Kashmir separatist leader Syed Ali Geelani dies
His funeral was held this morning. The Indian government deployed troops and blocked the Internet to stop protests. Al-Qaeda includes Kashmir among the territories to be reconquered through global jihad. For top Taliban official Anas Haqqani, the new Afghan government will not intervene in the region. Extremists play the moderate card because they need international support and funding.
New Delhi (AsiaNews/Agencies) – Syed Ali Geelani died at the age of 92 at his home in Srinagar after a long illness. He was buried this morning.
A long-time advocate for Muslim majority Kashmir, a region divided between India and Pakistan, he had spent the past 11 years under house arrest for his opposition to the Indian government. He sought Kashmir’s secession from India in favour of merger with Pakistan.
Indian authorities, who control Srinagar, Kashmir’s main city, deployed troops during Geelani’s funeral service. Indian soldiers surrounded his home with barbed wire fences and suspended Internet services. India takes such measures whenever tensions rise in Kashmir.
Although India and Pakistan administer different parts of the territory, the two countries have claimed the whole since the 1947 partition.
In 2019Indian Prime Minister Narendra Modi’s government banned Jamaat-e-Islami, a political-religious organisation founded by Geelani. Until 2020, the latter was president of the All Parties Hurriyat Conference, an alliance of a dozen Kashmiri separatist parties.
Recently, al-Qaeda posted a list of territories that must be liberated through global jihad; it included Kashmir.
“With the help of Allah, this historic victory [by the Taleban in Afghanistan] will open the way for the Muslim masses to achieve liberation from the despotic rule of tyrants who have been imposed by the West on the Islamic world,” said As-Sahab, al-Qaida’s official media outlet in Pakistan and Afghanistan
The list also includes the Levant and the Islamic Maghreb, but not Xinjiang and Chechnya, most likely because Russia and China have not closed their embassies in Kabul and have shown themselves willing to back the Taliban.
Afghan jihadists now present themselves as ambassadors of peace (see their Twitter accounts), but according to several observers, their moderation is a way to obtain much needed international legitimacy and financial aid.
Talks to form a new Afghan government are over. According to Muhammad Jalal, one of the group’s top leaders, it will be announced tomorrow after Friday prayers.

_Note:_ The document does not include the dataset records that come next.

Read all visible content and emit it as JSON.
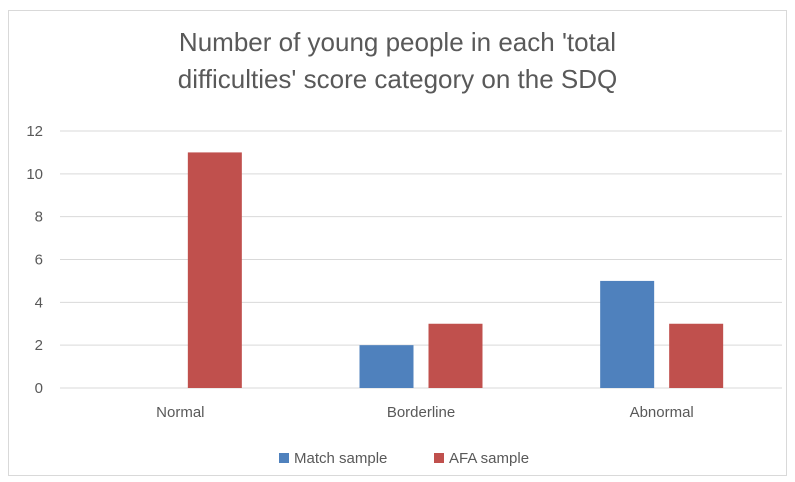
{
  "chart_data": {
    "type": "bar",
    "title_lines": [
      "Number of young people in each 'total",
      "difficulties' score category on the SDQ"
    ],
    "categories": [
      "Normal",
      "Borderline",
      "Abnormal"
    ],
    "series": [
      {
        "name": "Match sample",
        "values": [
          0,
          2,
          5
        ],
        "color": "#4f81bd"
      },
      {
        "name": "AFA sample",
        "values": [
          11,
          3,
          3
        ],
        "color": "#c0504d"
      }
    ],
    "ylim": [
      0,
      12
    ],
    "yticks": [
      0,
      2,
      4,
      6,
      8,
      10,
      12
    ],
    "grid": true,
    "legend_position": "bottom"
  }
}
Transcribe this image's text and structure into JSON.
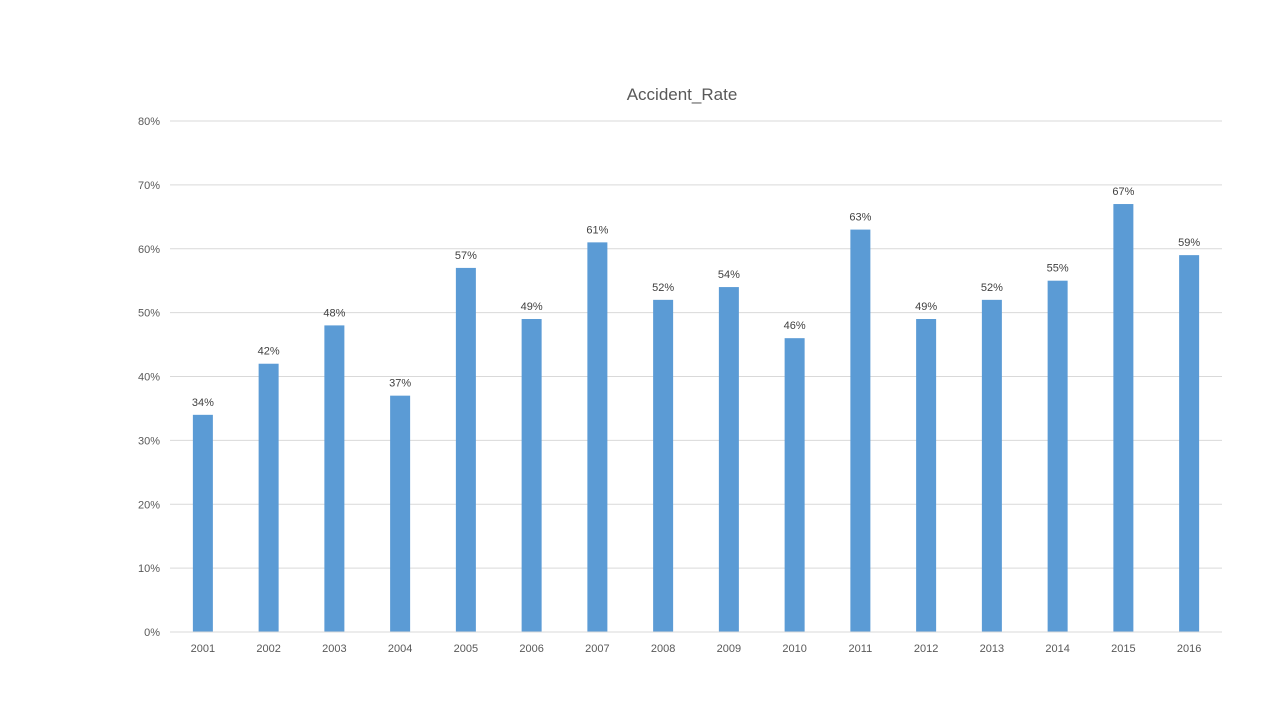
{
  "chart_data": {
    "type": "bar",
    "title": "Accident_Rate",
    "xlabel": "",
    "ylabel": "",
    "categories": [
      "2001",
      "2002",
      "2003",
      "2004",
      "2005",
      "2006",
      "2007",
      "2008",
      "2009",
      "2010",
      "2011",
      "2012",
      "2013",
      "2014",
      "2015",
      "2016"
    ],
    "values": [
      34,
      42,
      48,
      37,
      57,
      49,
      61,
      52,
      54,
      46,
      63,
      49,
      52,
      55,
      67,
      59
    ],
    "value_unit": "%",
    "data_labels": [
      "34%",
      "42%",
      "48%",
      "37%",
      "57%",
      "49%",
      "61%",
      "52%",
      "54%",
      "46%",
      "63%",
      "49%",
      "52%",
      "55%",
      "67%",
      "59%"
    ],
    "ylim": [
      0,
      80
    ],
    "yticks": [
      0,
      10,
      20,
      30,
      40,
      50,
      60,
      70,
      80
    ],
    "ytick_labels": [
      "0%",
      "10%",
      "20%",
      "30%",
      "40%",
      "50%",
      "60%",
      "70%",
      "80%"
    ],
    "grid": true,
    "legend": "none",
    "bar_color": "#5b9bd5"
  }
}
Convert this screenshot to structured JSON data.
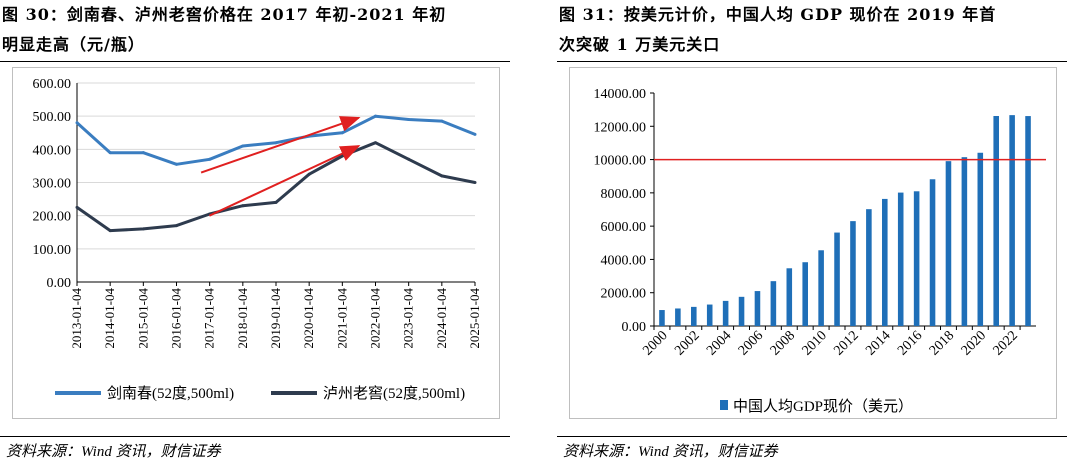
{
  "left_panel": {
    "title_line1": "图 30：剑南春、泸州老窖价格在 2017 年初-2021 年初",
    "title_line2": "明显走高（元/瓶）",
    "source": "资料来源：Wind 资讯，财信证券"
  },
  "right_panel": {
    "title_line1": "图 31：按美元计价，中国人均 GDP 现价在 2019 年首",
    "title_line2": "次突破 1 万美元关口",
    "source": "资料来源：Wind 资讯，财信证券"
  },
  "chart_data": [
    {
      "type": "line",
      "title": "",
      "ylim": [
        0,
        600
      ],
      "yticks": [
        "0.00",
        "100.00",
        "200.00",
        "300.00",
        "400.00",
        "500.00",
        "600.00"
      ],
      "x": [
        "2013-01-04",
        "2014-01-04",
        "2015-01-04",
        "2016-01-04",
        "2017-01-04",
        "2018-01-04",
        "2019-01-04",
        "2020-01-04",
        "2021-01-04",
        "2022-01-04",
        "2023-01-04",
        "2024-01-04",
        "2025-01-04"
      ],
      "grid": true,
      "legend_position": "bottom",
      "series": [
        {
          "name": "剑南春(52度,500ml)",
          "color": "#3a7dc0",
          "values": [
            480,
            390,
            390,
            355,
            370,
            410,
            420,
            440,
            450,
            500,
            490,
            485,
            445
          ]
        },
        {
          "name": "泸州老窖(52度,500ml)",
          "color": "#2e3b4e",
          "values": [
            225,
            155,
            160,
            170,
            205,
            230,
            240,
            325,
            380,
            420,
            370,
            320,
            300
          ]
        }
      ],
      "annotations": [
        {
          "type": "arrow",
          "from": [
            "2016-10-01",
            330
          ],
          "to": [
            "2021-07-01",
            495
          ],
          "color": "#e02020"
        },
        {
          "type": "arrow",
          "from": [
            "2017-01-01",
            200
          ],
          "to": [
            "2021-07-01",
            410
          ],
          "color": "#e02020"
        }
      ]
    },
    {
      "type": "bar",
      "title": "",
      "categories": [
        "2000",
        "2001",
        "2002",
        "2003",
        "2004",
        "2005",
        "2006",
        "2007",
        "2008",
        "2009",
        "2010",
        "2011",
        "2012",
        "2013",
        "2014",
        "2015",
        "2016",
        "2017",
        "2018",
        "2019",
        "2020",
        "2021",
        "2022",
        "2023"
      ],
      "xtick_labels": [
        "2000",
        "2002",
        "2004",
        "2006",
        "2008",
        "2010",
        "2012",
        "2014",
        "2016",
        "2018",
        "2020",
        "2022"
      ],
      "ylim": [
        0,
        14000
      ],
      "yticks": [
        "0.00",
        "2000.00",
        "4000.00",
        "6000.00",
        "8000.00",
        "10000.00",
        "12000.00",
        "14000.00"
      ],
      "series": [
        {
          "name": "中国人均GDP现价（美元）",
          "color": "#1f6fb8",
          "values": [
            959,
            1053,
            1149,
            1289,
            1509,
            1753,
            2099,
            2694,
            3468,
            3832,
            4550,
            5614,
            6301,
            7020,
            7636,
            8016,
            8094,
            8817,
            9905,
            10144,
            10409,
            12618,
            12670,
            12614
          ]
        }
      ],
      "reference_line": {
        "value": 10000,
        "color": "#e02020"
      },
      "legend_position": "bottom"
    }
  ]
}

Meanwhile, the Taliban’s reconquest of Afghanistan has galvanised extremist groups in the region, including in Kashmir. The best known of those affiliated with al-Qaeda is Ansar Ghazwat-ul-Hind, but recently some smaller groups have sworn allegiance (bay'a) to the Taliban.
Two organisations supported by Pakistan’s intelligence services are also active in Kashmir, Jaish-e-Mohammad (which, like the Taliban, are inspired by the Deobandi movement), and Lashkar-e Taiba.
The current tense situation is raising concern in India. However, Anas Haqqani, the youngest son of the founder of the Haqqani Network, told CNN-News18 that he will not support Jaish-e-Mohammad nor Lashkar-e Taiba because he does not want to interfere in Kashmiri affairs.
Likewise, Haqqani said that he expects neighbouring countries (i.e., India) not to interfere in the domestic politics of the new Islamic Emirate.
A few days ago, Sher Mohammad Abbas Stanikzai, the head of the Taliban political office in Doha, said that the new Afghanistan wants to maintain close relations with India, especially in terms of the economy and trade.
Stanikzai also hinted at the possible opening of a land trade route through Pakistan because, despite political problems, India remains a major trading partner.